– Teraz wszyscy patrzą na kryzys gazowy, a niebawem mogą zobaczyć kryzys energetyczny. Może zabraknąć węgla dla elektrowni, bo kopalnie nie będą pracować – mówi Bogusław Ziętek, szef radykalnego związku Sierpień '80, który jako pierwszy wezwał zarządy spółek węglowych do negocjacji płacowych. – Jeśli do końca tygodnia nie będzie propozycji rozmów, wszczynamy spory zbiorowe.
Tymczasem pracodawcy o podwyżkach nie chcą mówić. Np. Jastrzębska Spółka Węglowa ogłosiła wczoraj plan kryzysowy – wynagrodzenia w 2009 r. mają pozostać na poziomie ubiegłorocznym, bo spółka ma coraz większe problemy ze sprzedażą węgla koksującego. Gospodarka zwalnia, więc polskie huty potrzebują go mniej.

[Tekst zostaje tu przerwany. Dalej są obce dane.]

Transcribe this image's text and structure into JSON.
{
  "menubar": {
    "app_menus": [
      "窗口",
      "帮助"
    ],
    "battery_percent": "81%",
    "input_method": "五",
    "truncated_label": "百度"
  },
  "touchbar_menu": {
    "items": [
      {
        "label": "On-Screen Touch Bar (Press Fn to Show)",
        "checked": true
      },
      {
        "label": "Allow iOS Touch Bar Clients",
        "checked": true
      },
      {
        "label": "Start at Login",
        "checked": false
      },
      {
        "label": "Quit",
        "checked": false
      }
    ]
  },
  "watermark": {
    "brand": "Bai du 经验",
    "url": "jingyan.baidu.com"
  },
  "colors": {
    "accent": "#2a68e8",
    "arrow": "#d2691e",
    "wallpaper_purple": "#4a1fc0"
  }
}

Niektóre związki jednak nie przyjmują tych argumentów. – Politycy twierdzą, że kryzys nas omija. Obawiam się, iż zarządy będą się starały wykorzystać atmosferę kryzysu do uniknięcia podwyżek – mówi Józef Czyczerski, szef „S” w KGHM. Najbardziej roszczeniowe związki w górnictwie chcą podwyżek nawet o 14 proc., czyli tyle, ile średnio w ubiegłym roku wzrosły płace w tej branży. Gdyby spełnić te żądania, to np. w samym górnictwie węgla kamiennego, zatrudniającym ok. 100 tys. ludzi, potrzeba ok. 800 mln zł. Realizacja roszczeń związkowców w grupie Lotos kosztowałaby ok. 5 mln zł, a w KGHM Polska Miedź – ok. 150 mln zł.
[wyimek]800 mln zł mogłoby kosztować koncerny węglowe spełnienie żądań górniczych związków[/wyimek]
W największej firmie gazowniczej – PGNiG – rozmowy rozpoczną się w lutym. Ale szef jednego ze związków Dariusz Matuszewski już zapowiada, że załoga liczy na podwyżkę podobną do tej w 2008 r. – 11 proc.